The air of Séamus Ó Grianna’s Tráthnóna beag aréir was played at the close of the service before Pat’s remains were carried to the waiting hearse. A small group of onlookers paid their respects from Infirmary Road but as the funeral cortege made its way out of the Cathedral grounds onto Creggan Street the streets were lined and there was an outbreak of spontaneous applause. People stood at their doors on Marlborough, Beechwood and Laburnum to say their farewells and there was further applause as the cortege passed West End Park, the place Pat and John had lived together for many years. All along the Lone Moor people paused to pay their respects as the procession made its way to the City Cemetery where Pat Hume would be interred alongside John in their final resting place.
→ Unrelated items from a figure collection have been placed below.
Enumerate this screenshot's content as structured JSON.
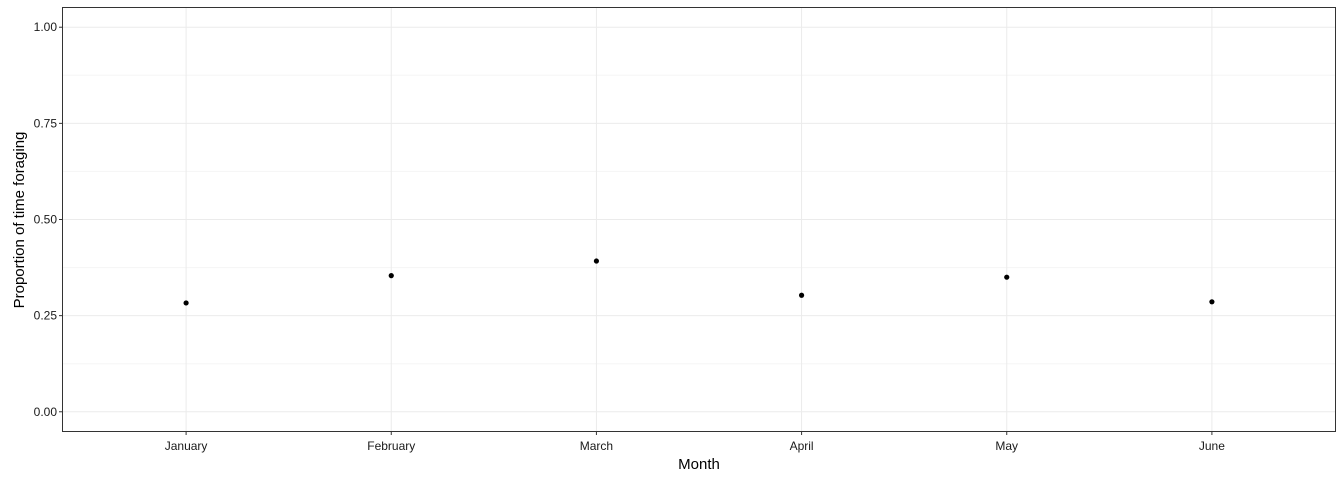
{
  "chart_data": {
    "type": "scatter",
    "title": "",
    "xlabel": "Month",
    "ylabel": "Proportion of time foraging",
    "categories": [
      "January",
      "February",
      "March",
      "April",
      "May",
      "June"
    ],
    "values": [
      0.283,
      0.354,
      0.392,
      0.303,
      0.35,
      0.286
    ],
    "ylim": [
      -0.05,
      1.05
    ],
    "yticks": [
      0,
      0.25,
      0.5,
      0.75,
      1
    ],
    "ytick_labels": [
      "0.00",
      "0.25",
      "0.50",
      "0.75",
      "1.00"
    ],
    "grid": true,
    "legend": "none",
    "colors": {
      "point": "#000000",
      "grid_major": "#ebebeb",
      "grid_minor": "#f5f5f5",
      "panel_border": "#333333"
    }
  }
}
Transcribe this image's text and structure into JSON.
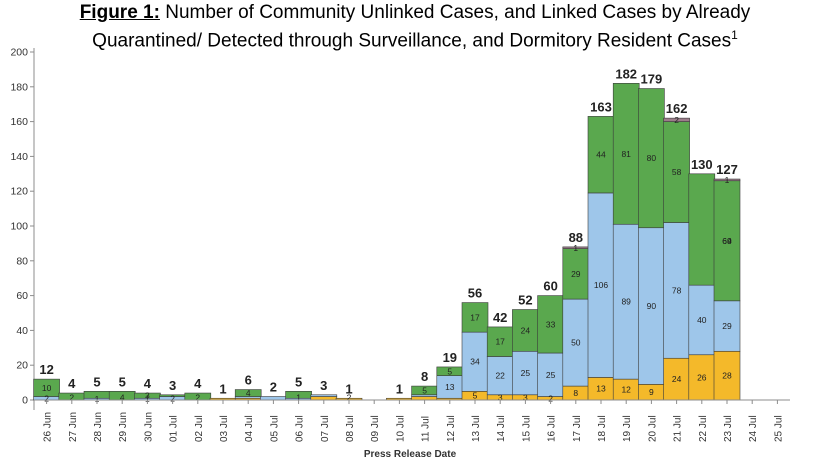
{
  "title": {
    "figure_label": "Figure 1:",
    "line1": "Number of Community Unlinked Cases, and Linked Cases by Already",
    "line2": "Quarantined/ Detected through Surveillance, and Dormitory Resident Cases",
    "footnote_marker": "1"
  },
  "colors": {
    "dormitory": "#f4b92a",
    "linked": "#9ec6ea",
    "quarantined": "#5aa84e",
    "unlinked": "#9c7c8a",
    "axis": "#8c8c8c",
    "grid": "#d9d9d9"
  },
  "chart_data": {
    "type": "bar",
    "stacked": true,
    "xlabel": "Press Release Date",
    "ylabel": "",
    "ylim": [
      0,
      200
    ],
    "yticks": [
      0,
      20,
      40,
      60,
      80,
      100,
      120,
      140,
      160,
      180,
      200
    ],
    "grid": false,
    "categories": [
      "26 Jun",
      "27 Jun",
      "28 Jun",
      "29 Jun",
      "30 Jun",
      "01 Jul",
      "02 Jul",
      "03 Jul",
      "04 Jul",
      "05 Jul",
      "06 Jul",
      "07 Jul",
      "08 Jul",
      "09 Jul",
      "10 Jul",
      "11 Jul",
      "12 Jul",
      "13 Jul",
      "14 Jul",
      "15 Jul",
      "16 Jul",
      "17 Jul",
      "18 Jul",
      "19 Jul",
      "20 Jul",
      "21 Jul",
      "22 Jul",
      "23 Jul",
      "24 Jul",
      "25 Jul"
    ],
    "totals": [
      12,
      4,
      5,
      5,
      4,
      3,
      4,
      1,
      6,
      2,
      5,
      3,
      1,
      null,
      1,
      8,
      19,
      56,
      42,
      52,
      60,
      88,
      163,
      182,
      179,
      162,
      130,
      127,
      null,
      null
    ],
    "series": [
      {
        "key": "dormitory",
        "values": [
          0,
          0,
          0,
          0,
          0,
          0,
          0,
          1,
          1,
          0,
          0,
          2,
          1,
          0,
          1,
          2,
          1,
          5,
          3,
          3,
          2,
          8,
          13,
          12,
          9,
          24,
          26,
          28,
          0,
          0
        ],
        "labels": [
          null,
          null,
          null,
          null,
          null,
          null,
          null,
          null,
          null,
          null,
          null,
          null,
          null,
          null,
          null,
          null,
          null,
          "5",
          "3",
          "3",
          "2",
          "8",
          "13",
          "12",
          "9",
          "24",
          "26",
          "28",
          null,
          null
        ]
      },
      {
        "key": "linked",
        "values": [
          2,
          0,
          1,
          0,
          1,
          2,
          0,
          0,
          1,
          2,
          1,
          1,
          0,
          0,
          0,
          1,
          13,
          34,
          22,
          25,
          25,
          50,
          106,
          89,
          90,
          78,
          40,
          29,
          0,
          0
        ],
        "labels": [
          "2",
          null,
          "1",
          null,
          "1",
          "2",
          null,
          null,
          null,
          null,
          null,
          null,
          null,
          null,
          null,
          null,
          "13",
          "34",
          "22",
          "25",
          "25",
          "50",
          "106",
          "89",
          "90",
          "78",
          "40",
          "29",
          null,
          null
        ]
      },
      {
        "key": "quarantined",
        "values": [
          10,
          4,
          4,
          5,
          3,
          1,
          4,
          0,
          4,
          0,
          4,
          0,
          0,
          0,
          0,
          5,
          5,
          17,
          17,
          24,
          33,
          29,
          44,
          81,
          80,
          58,
          64,
          69,
          0,
          0
        ],
        "labels": [
          "10",
          null,
          null,
          null,
          "3",
          null,
          null,
          null,
          "4",
          null,
          null,
          null,
          null,
          null,
          null,
          "5",
          "5",
          "17",
          "17",
          "24",
          "33",
          "29",
          "44",
          "81",
          "80",
          "58",
          null,
          "69",
          null,
          null
        ]
      },
      {
        "key": "unlinked",
        "values": [
          0,
          0,
          0,
          0,
          0,
          0,
          0,
          0,
          0,
          0,
          0,
          0,
          0,
          0,
          0,
          0,
          0,
          0,
          0,
          0,
          0,
          1,
          0,
          0,
          0,
          2,
          0,
          1,
          0,
          0
        ],
        "labels": [
          null,
          null,
          null,
          null,
          null,
          null,
          null,
          null,
          null,
          null,
          null,
          null,
          null,
          null,
          null,
          null,
          null,
          null,
          null,
          null,
          null,
          "1",
          null,
          null,
          null,
          "2",
          null,
          "1",
          null,
          null
        ]
      }
    ],
    "extra_labels": [
      {
        "category": "27 Jun",
        "text": "2"
      },
      {
        "category": "29 Jun",
        "text": "4"
      },
      {
        "category": "02 Jul",
        "text": "2"
      },
      {
        "category": "06 Jul",
        "text": "1"
      },
      {
        "category": "08 Jul",
        "text": "2"
      },
      {
        "category": "23 Jul",
        "text": "64"
      }
    ]
  }
}
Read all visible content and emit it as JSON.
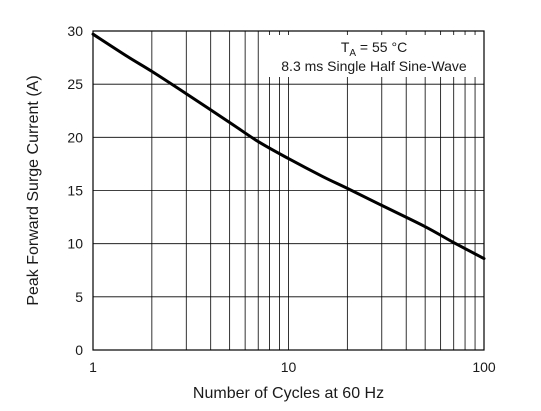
{
  "chart_data": {
    "type": "line",
    "xscale": "log",
    "xlim": [
      1,
      100
    ],
    "ylim": [
      0,
      30
    ],
    "grid": true,
    "xlabel": "Number of Cycles at 60 Hz",
    "ylabel": "Peak Forward Surge Current (A)",
    "xticks": [
      1,
      10,
      100
    ],
    "xtick_labels": [
      "1",
      "10",
      "100"
    ],
    "yticks": [
      0,
      5,
      10,
      15,
      20,
      25,
      30
    ],
    "ytick_labels": [
      "0",
      "5",
      "10",
      "15",
      "20",
      "25",
      "30"
    ],
    "annotation": {
      "line1_main": "T",
      "line1_sub": "A",
      "line1_rest": " = 55 °C",
      "line2": "8.3 ms Single Half Sine-Wave"
    },
    "series": [
      {
        "x": [
          1,
          1.5,
          2,
          3,
          5,
          7,
          10,
          15,
          20,
          30,
          50,
          70,
          100
        ],
        "y": [
          29.7,
          27.6,
          26.2,
          24.1,
          21.4,
          19.6,
          18.0,
          16.3,
          15.2,
          13.6,
          11.6,
          10.1,
          8.6
        ]
      }
    ],
    "colors": {
      "line": "#000000",
      "grid": "#000000",
      "text": "#1a1a1a"
    }
  }
}
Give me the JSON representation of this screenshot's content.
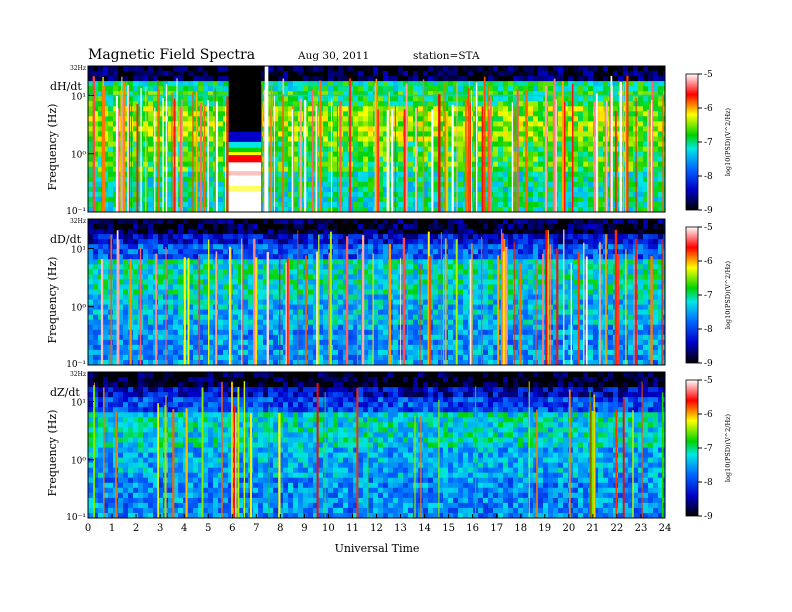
{
  "header": {
    "title": "Magnetic Field Spectra",
    "date": "Aug 30, 2011",
    "station": "station=STA"
  },
  "chart_data": {
    "type": "heatmap",
    "xlabel": "Universal Time",
    "x_ticks": [
      "0",
      "1",
      "2",
      "3",
      "4",
      "5",
      "6",
      "7",
      "8",
      "9",
      "10",
      "11",
      "12",
      "13",
      "14",
      "15",
      "16",
      "17",
      "18",
      "19",
      "20",
      "21",
      "22",
      "23",
      "24"
    ],
    "xlim": [
      0,
      24
    ],
    "colorbar": {
      "label": "log10(PSD)(V^2/Hz)",
      "ticks": [
        "-5",
        "-6",
        "-7",
        "-8",
        "-9"
      ],
      "range": [
        -9,
        -5
      ]
    },
    "panels": [
      {
        "name": "dH/dt",
        "ylabel": "Frequency (Hz)",
        "y_ticks": [
          "32Hz",
          "10¹",
          "10⁰",
          "10⁻¹"
        ],
        "ylim": [
          0.1,
          32
        ],
        "yscale": "log",
        "gaps": [
          [
            5.85,
            7.2
          ],
          [
            7.35,
            7.5
          ]
        ],
        "fixed_freq_line_hz": 10
      },
      {
        "name": "dD/dt",
        "ylabel": "Frequency (Hz)",
        "y_ticks": [
          "32Hz",
          "10¹",
          "10⁰",
          "10⁻¹"
        ],
        "ylim": [
          0.1,
          32
        ],
        "yscale": "log"
      },
      {
        "name": "dZ/dt",
        "ylabel": "Frequency (Hz)",
        "y_ticks": [
          "32Hz",
          "10¹",
          "10⁰",
          "10⁻¹"
        ],
        "ylim": [
          0.1,
          32
        ],
        "yscale": "log"
      }
    ]
  }
}
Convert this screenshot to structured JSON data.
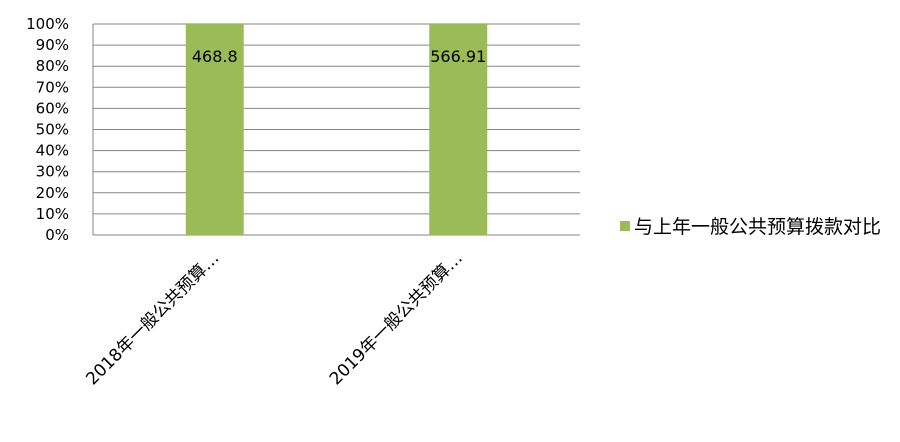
{
  "chart_data": {
    "type": "bar",
    "categories": [
      "2018年一般公共预算…",
      "2019年一般公共预算…"
    ],
    "series": [
      {
        "name": "与上年一般公共预算拨款对比",
        "values": [
          468.8,
          566.91
        ],
        "data_labels": [
          "468.8",
          "566.91"
        ]
      }
    ],
    "y_ticks": [
      "0%",
      "10%",
      "20%",
      "30%",
      "40%",
      "50%",
      "60%",
      "70%",
      "80%",
      "90%",
      "100%"
    ],
    "ylim": [
      0,
      1
    ],
    "grid": true,
    "legend_position": "right",
    "colors": {
      "bar": "#9bbb59",
      "grid": "#868686",
      "text": "#000000"
    }
  }
}
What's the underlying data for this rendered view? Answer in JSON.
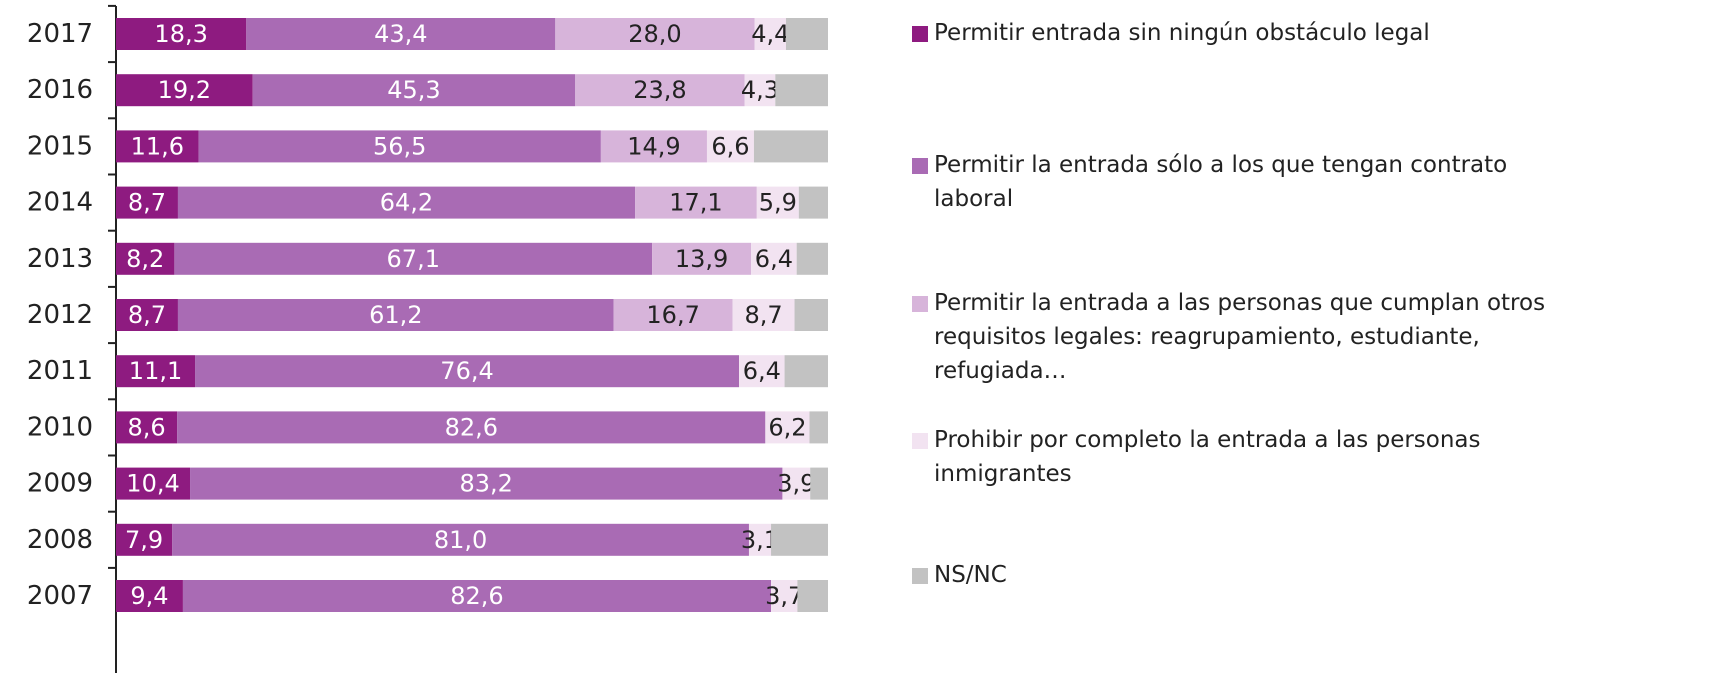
{
  "chart_data": {
    "type": "stacked-bar-horizontal",
    "categories": [
      "2017",
      "2016",
      "2015",
      "2014",
      "2013",
      "2012",
      "2011",
      "2010",
      "2009",
      "2008",
      "2007"
    ],
    "xlim": [
      0,
      100
    ],
    "series": [
      {
        "name": "Permitir entrada sin ningún obstáculo legal",
        "color": "#8e1b80",
        "values": [
          18.3,
          19.2,
          11.6,
          8.7,
          8.2,
          8.7,
          11.1,
          8.6,
          10.4,
          7.9,
          9.4
        ],
        "value_labels": [
          "18,3",
          "19,2",
          "11,6",
          "8,7",
          "8,2",
          "8,7",
          "11,1",
          "8,6",
          "10,4",
          "7,9",
          "9,4"
        ]
      },
      {
        "name": "Permitir la entrada sólo a los que tengan contrato laboral",
        "color": "#a96bb4",
        "values": [
          43.4,
          45.3,
          56.5,
          64.2,
          67.1,
          61.2,
          76.4,
          82.6,
          83.2,
          81.0,
          82.6
        ],
        "value_labels": [
          "43,4",
          "45,3",
          "56,5",
          "64,2",
          "67,1",
          "61,2",
          "76,4",
          "82,6",
          "83,2",
          "81,0",
          "82,6"
        ]
      },
      {
        "name": "Permitir la entrada a las personas que cumplan otros requisitos legales: reagrupamiento, estudiante, refugiada…",
        "color": "#d7b4da",
        "values": [
          28.0,
          23.8,
          14.9,
          17.1,
          13.9,
          16.7,
          null,
          null,
          null,
          null,
          null
        ],
        "value_labels": [
          "28,0",
          "23,8",
          "14,9",
          "17,1",
          "13,9",
          "16,7",
          null,
          null,
          null,
          null,
          null
        ]
      },
      {
        "name": "Prohibir por completo la entrada a las personas inmigrantes",
        "color": "#f2e3f1",
        "values": [
          4.4,
          4.3,
          6.6,
          5.9,
          6.4,
          8.7,
          6.4,
          6.2,
          3.9,
          3.1,
          3.7
        ],
        "value_labels": [
          "4,4",
          "4,3",
          "6,6",
          "5,9",
          "6,4",
          "8,7",
          "6,4",
          "6,2",
          "3,9",
          "3,1",
          "3,7"
        ]
      },
      {
        "name": "NS/NC",
        "color": "#c2c2c2",
        "values": [
          5.9,
          7.4,
          10.4,
          4.1,
          4.4,
          4.7,
          6.1,
          2.6,
          2.5,
          8.0,
          4.3
        ]
      }
    ]
  }
}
“Mum knew everyone and everyone knew mum,” was Aidan’s tribute today. “That’s just the way she was. A trip to the supermarket with her would often turn out to be a half day event. As her good friend and colleague John Tierney would often say, the only person who could beat John Hume in an election in Derry was Pat. Whilst we’ll never fully find the words to express what an amazing person she was and we are all very sad today, we are all beyond grateful for the life of this incredible woman.”
Pat Hume is mourned by her children Thérèse, Áine, Aidan, John and Mo, her sons- and daughters-in-law, Kevin, Willie, Kela, Gail and Dave, her grandchildren Aedín, Michael, Roisín, Dee, Daniel, Ruairí, Marni, Úna, Ronan, Ciara, Isabel, Eamon, Ollie, Rachel, Darragh and Aoibhe, her great-grandchildren Aoibhínn and Clodagh and her sister May. Ar dheis Dé go raibh a hanam dhílis. RIP Pat.